Stage classification of arthrosis

After the physical examination, an X-ray of the joint is usually taken, which shows one or more of the typical arthrotic changes in advanced arthrosis. These would be a narrowing of the joint space due to the worn cartilage and joint surfaces, debris cysts, osteophytes and sclerotherapy. These are compensation mechanisms with which the body tries to compensate for the degenerative processes.

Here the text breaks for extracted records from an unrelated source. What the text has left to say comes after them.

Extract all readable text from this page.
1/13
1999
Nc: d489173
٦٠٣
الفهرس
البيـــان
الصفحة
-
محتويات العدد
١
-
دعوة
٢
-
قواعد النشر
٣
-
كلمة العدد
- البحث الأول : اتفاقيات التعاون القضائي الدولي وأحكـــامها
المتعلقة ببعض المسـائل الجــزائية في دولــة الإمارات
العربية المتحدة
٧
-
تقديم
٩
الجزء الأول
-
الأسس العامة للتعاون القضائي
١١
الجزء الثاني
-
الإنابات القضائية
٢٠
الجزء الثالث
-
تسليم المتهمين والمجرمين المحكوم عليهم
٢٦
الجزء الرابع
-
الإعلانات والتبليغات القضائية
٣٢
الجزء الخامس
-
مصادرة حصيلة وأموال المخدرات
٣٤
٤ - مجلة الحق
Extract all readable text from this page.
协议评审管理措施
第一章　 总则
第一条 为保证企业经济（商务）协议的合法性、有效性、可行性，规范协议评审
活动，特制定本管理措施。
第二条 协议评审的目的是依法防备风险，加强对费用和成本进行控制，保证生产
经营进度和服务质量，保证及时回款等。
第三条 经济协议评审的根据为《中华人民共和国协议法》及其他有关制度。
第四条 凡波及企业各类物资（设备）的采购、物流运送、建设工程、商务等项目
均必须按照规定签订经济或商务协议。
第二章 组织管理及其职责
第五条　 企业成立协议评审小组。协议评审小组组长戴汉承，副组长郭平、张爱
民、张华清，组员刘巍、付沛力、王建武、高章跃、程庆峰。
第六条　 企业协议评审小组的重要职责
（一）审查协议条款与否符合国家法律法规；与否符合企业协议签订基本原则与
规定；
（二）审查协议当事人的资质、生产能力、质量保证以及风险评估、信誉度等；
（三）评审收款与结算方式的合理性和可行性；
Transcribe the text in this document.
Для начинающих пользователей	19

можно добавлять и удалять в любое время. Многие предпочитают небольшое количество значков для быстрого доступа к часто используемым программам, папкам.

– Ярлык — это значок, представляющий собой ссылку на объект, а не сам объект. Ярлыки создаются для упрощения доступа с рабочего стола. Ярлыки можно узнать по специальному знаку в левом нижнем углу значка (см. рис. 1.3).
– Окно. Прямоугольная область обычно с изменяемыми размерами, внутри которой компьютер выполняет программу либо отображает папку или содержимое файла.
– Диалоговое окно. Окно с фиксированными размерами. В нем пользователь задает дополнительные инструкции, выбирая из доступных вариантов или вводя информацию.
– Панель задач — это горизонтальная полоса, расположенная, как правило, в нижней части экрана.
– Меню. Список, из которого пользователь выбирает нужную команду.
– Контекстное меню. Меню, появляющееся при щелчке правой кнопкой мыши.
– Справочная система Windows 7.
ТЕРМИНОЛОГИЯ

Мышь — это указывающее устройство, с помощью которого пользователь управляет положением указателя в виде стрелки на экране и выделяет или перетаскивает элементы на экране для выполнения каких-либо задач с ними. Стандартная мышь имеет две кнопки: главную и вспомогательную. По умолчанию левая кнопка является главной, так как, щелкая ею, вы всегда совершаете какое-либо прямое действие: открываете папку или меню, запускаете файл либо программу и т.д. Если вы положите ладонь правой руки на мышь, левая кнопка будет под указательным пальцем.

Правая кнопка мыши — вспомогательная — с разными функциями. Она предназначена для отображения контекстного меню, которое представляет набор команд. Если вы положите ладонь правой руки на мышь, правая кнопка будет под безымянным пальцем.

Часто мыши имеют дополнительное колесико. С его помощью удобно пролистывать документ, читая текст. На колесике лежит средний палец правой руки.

Osteophytes (bony attachments to the joint) are intended to replace degenerated bone. Sclerosing is a sign of replacement material that is intended to protect the joint instead of the bone and to ensure movement. Sclerosing is a densification of the bone that occurs because the bone is subjected to too much mechanical stress.

If one or more of these signs are found in the X-ray image, the diagnosis of osteoarthritis can be made. The arthrosis can be divided into different stages on the basis of these characteristics. For example, stage 1 is a clinically irrelevant arthrosis, which is only noticeable as such in the X-ray image and is more of a chance finding.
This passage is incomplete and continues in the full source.